Mark Seliger’s Short Film of Ringo Starr On His Insightful Beatles-Era Photography [RF Video of the Week]

November 20, 2015

By Laura Brauer

Everyone knows “Ringo Starr, the drummer,” but not everybody knows that the former Beatle was also a photography junkie throughout his musical career. This largely unknown era of his life was explored in a short film called “Ringo Starr: Photographer” directed by Mark Seliger for Rolling Stone Films, an apt release considering that Starr’s book of photography, simply titled Photograph, was released earlier this fall.

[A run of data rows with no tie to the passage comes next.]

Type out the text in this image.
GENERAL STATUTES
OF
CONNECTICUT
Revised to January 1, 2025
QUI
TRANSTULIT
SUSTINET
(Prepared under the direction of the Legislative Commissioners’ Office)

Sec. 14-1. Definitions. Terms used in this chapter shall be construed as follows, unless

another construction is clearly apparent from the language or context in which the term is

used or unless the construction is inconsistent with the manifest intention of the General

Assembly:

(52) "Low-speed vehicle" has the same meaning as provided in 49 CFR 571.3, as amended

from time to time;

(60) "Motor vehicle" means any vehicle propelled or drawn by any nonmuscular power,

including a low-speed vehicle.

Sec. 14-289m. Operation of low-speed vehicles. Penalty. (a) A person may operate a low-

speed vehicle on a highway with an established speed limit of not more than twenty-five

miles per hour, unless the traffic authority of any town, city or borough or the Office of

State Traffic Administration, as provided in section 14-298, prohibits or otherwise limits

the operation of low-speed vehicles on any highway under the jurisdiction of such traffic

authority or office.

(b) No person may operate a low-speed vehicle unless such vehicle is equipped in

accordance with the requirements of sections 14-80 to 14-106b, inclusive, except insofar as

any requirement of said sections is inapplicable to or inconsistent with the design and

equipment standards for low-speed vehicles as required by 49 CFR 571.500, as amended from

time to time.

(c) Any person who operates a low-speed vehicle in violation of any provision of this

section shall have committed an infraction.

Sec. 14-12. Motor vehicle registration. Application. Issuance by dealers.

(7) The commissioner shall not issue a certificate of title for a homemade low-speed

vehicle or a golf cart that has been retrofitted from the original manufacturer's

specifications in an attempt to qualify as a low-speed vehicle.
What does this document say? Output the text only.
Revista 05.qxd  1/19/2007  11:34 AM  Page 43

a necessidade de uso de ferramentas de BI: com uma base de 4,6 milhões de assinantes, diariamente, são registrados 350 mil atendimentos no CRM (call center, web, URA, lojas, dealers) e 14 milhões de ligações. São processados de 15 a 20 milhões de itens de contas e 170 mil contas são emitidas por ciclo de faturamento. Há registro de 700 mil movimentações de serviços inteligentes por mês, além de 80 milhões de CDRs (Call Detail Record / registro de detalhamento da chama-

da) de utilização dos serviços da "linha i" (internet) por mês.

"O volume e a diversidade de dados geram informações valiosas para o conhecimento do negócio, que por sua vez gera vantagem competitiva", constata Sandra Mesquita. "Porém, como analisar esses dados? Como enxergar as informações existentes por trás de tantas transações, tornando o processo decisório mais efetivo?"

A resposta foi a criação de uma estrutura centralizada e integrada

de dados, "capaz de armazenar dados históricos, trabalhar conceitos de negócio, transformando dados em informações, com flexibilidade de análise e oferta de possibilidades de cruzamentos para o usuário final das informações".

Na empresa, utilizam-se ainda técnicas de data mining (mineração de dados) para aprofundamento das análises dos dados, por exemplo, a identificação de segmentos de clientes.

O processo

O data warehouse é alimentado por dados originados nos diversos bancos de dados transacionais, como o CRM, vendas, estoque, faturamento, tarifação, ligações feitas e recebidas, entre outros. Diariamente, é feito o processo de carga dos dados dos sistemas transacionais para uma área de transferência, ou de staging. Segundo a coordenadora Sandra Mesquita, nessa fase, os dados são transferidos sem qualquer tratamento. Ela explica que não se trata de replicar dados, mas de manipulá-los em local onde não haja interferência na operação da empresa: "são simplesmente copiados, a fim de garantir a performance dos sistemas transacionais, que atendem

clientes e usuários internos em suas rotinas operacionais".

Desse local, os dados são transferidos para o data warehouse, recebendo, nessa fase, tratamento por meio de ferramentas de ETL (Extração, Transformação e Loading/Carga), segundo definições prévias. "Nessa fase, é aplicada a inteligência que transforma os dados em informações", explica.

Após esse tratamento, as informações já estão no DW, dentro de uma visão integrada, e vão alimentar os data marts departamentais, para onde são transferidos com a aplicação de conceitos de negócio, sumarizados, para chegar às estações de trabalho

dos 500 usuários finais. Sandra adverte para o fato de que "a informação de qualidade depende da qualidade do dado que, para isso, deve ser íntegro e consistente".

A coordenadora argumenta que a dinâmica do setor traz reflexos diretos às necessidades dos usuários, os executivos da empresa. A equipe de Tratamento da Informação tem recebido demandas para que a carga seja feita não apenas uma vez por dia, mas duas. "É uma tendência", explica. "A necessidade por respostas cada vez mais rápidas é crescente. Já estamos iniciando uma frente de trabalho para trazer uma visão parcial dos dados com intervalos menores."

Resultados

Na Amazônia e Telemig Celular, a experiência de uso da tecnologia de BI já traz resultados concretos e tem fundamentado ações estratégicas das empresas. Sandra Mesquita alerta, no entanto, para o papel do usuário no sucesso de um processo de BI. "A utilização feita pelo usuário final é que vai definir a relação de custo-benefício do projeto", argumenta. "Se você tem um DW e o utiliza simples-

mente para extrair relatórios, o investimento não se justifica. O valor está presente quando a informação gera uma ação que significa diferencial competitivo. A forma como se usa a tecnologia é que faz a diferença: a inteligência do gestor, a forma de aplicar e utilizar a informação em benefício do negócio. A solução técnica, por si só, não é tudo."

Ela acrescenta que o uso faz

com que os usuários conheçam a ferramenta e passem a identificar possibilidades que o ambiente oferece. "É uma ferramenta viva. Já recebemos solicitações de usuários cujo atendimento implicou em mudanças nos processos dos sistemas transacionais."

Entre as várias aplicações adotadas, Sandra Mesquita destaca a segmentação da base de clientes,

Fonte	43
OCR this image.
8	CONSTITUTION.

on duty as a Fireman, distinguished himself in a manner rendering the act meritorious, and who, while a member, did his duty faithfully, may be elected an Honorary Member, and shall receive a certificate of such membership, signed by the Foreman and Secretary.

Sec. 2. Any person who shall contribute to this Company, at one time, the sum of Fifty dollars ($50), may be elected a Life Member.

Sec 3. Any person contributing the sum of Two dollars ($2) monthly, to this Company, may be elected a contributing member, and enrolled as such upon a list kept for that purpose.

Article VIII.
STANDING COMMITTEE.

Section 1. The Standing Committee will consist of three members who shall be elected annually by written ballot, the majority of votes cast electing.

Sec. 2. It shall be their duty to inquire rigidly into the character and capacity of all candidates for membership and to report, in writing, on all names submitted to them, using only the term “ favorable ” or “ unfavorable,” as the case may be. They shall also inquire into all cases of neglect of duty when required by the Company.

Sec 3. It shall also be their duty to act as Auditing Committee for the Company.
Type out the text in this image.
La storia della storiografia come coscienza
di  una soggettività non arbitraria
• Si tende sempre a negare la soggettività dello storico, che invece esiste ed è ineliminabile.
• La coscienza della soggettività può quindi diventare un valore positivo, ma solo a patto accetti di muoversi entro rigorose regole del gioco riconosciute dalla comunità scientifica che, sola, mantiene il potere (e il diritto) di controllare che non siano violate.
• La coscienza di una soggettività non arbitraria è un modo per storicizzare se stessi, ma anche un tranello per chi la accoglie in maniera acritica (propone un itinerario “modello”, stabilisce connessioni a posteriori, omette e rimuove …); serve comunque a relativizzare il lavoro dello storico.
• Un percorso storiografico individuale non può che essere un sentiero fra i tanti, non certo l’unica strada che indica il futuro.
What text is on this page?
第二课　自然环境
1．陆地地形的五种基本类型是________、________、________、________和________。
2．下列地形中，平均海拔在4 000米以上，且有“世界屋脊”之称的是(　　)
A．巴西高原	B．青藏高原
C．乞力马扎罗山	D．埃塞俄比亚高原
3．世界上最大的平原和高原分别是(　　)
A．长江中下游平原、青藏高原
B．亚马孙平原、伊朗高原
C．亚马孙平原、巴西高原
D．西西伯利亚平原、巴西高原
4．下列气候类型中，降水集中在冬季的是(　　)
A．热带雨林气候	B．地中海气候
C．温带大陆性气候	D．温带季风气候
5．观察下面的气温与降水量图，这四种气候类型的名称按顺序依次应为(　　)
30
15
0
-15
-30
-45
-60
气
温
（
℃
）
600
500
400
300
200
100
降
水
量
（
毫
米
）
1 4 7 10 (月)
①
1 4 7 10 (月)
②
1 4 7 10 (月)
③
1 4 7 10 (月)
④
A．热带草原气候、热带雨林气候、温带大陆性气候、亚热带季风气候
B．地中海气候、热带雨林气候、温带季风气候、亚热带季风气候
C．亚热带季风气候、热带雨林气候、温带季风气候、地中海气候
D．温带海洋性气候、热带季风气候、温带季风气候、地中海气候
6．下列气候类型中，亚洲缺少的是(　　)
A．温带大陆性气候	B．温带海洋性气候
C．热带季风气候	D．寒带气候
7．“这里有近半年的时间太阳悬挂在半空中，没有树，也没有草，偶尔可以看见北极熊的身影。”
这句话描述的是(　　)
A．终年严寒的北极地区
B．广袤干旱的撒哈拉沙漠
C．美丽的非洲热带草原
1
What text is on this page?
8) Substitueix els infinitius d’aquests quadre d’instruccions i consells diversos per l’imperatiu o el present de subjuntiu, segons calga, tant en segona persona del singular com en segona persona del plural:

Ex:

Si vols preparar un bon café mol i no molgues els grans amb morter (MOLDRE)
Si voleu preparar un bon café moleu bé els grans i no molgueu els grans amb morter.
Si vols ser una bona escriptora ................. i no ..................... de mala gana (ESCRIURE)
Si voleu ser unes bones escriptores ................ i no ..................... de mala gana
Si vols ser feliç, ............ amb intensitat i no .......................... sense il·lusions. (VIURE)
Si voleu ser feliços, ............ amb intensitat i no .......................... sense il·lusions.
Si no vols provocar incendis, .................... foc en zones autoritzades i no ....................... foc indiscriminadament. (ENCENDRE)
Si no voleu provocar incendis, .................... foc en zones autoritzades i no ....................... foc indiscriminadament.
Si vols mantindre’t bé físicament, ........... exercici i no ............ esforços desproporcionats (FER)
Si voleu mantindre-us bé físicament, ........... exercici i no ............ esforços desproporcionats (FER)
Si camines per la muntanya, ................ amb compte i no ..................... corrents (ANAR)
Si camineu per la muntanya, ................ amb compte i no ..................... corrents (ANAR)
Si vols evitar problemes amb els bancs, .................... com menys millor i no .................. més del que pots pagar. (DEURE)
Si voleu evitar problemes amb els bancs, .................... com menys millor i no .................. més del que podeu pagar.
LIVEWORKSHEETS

Seliger’s film weaves a lot into 8 minutes: old photos dating back to Starr’s childhood and early days before the Beatles; Starr explaining a wide variety of behind-the-scenes shots of the four Beatles hanging out on vacation, on tour, in hotel rooms and in the studio; and the drummer even gives Seliger and the crew a few solos on his Ludwig drum kit.

Remarkably (and also unremarkably), Starr captured moments with unlimited access and trust—George Harrison goofing off in the studio, for instance, or a lady helping John Lennon pull a sea urchin out of his foot while the band was on a beach vacation. Starr provided an insider’s view into one of the most popular bands of all time, but he also shot from his own perspective as a bandmate. He didn’t hesitate to shoot back at paparazzi photographing him and the guys, or at fans who pulled up next to them in a car. The drummer’s consistent shooting from the very beginning also gives us a sense of time; there’s one photo in particular of Lennon wandering the streets of Paris amid a crowd, with no one taking notice. “Just months later, everyone would be at him,” Starr says in the film. “You didn’t have that freedom later on.”

While his style is fairly straightforward documentary, Starr also did some film and equipment experimentation during, of all times, the ’60s, which he found very fitting. “They did call [the ’60s] ‘mind-expanding,’ so…,” Starr says as he shows us photos with warped perspectives, shot with fisheye lenses and psychedelic gels.

“Ringo’s photography was exceptionally sophisticated for someone whose primary job was drumming in the world’s most famous band,” Seliger says in the RS article about the film. “I don’t separate Ringo the photographer from Ringo the drummer and songwriter. He is an artist through and through.”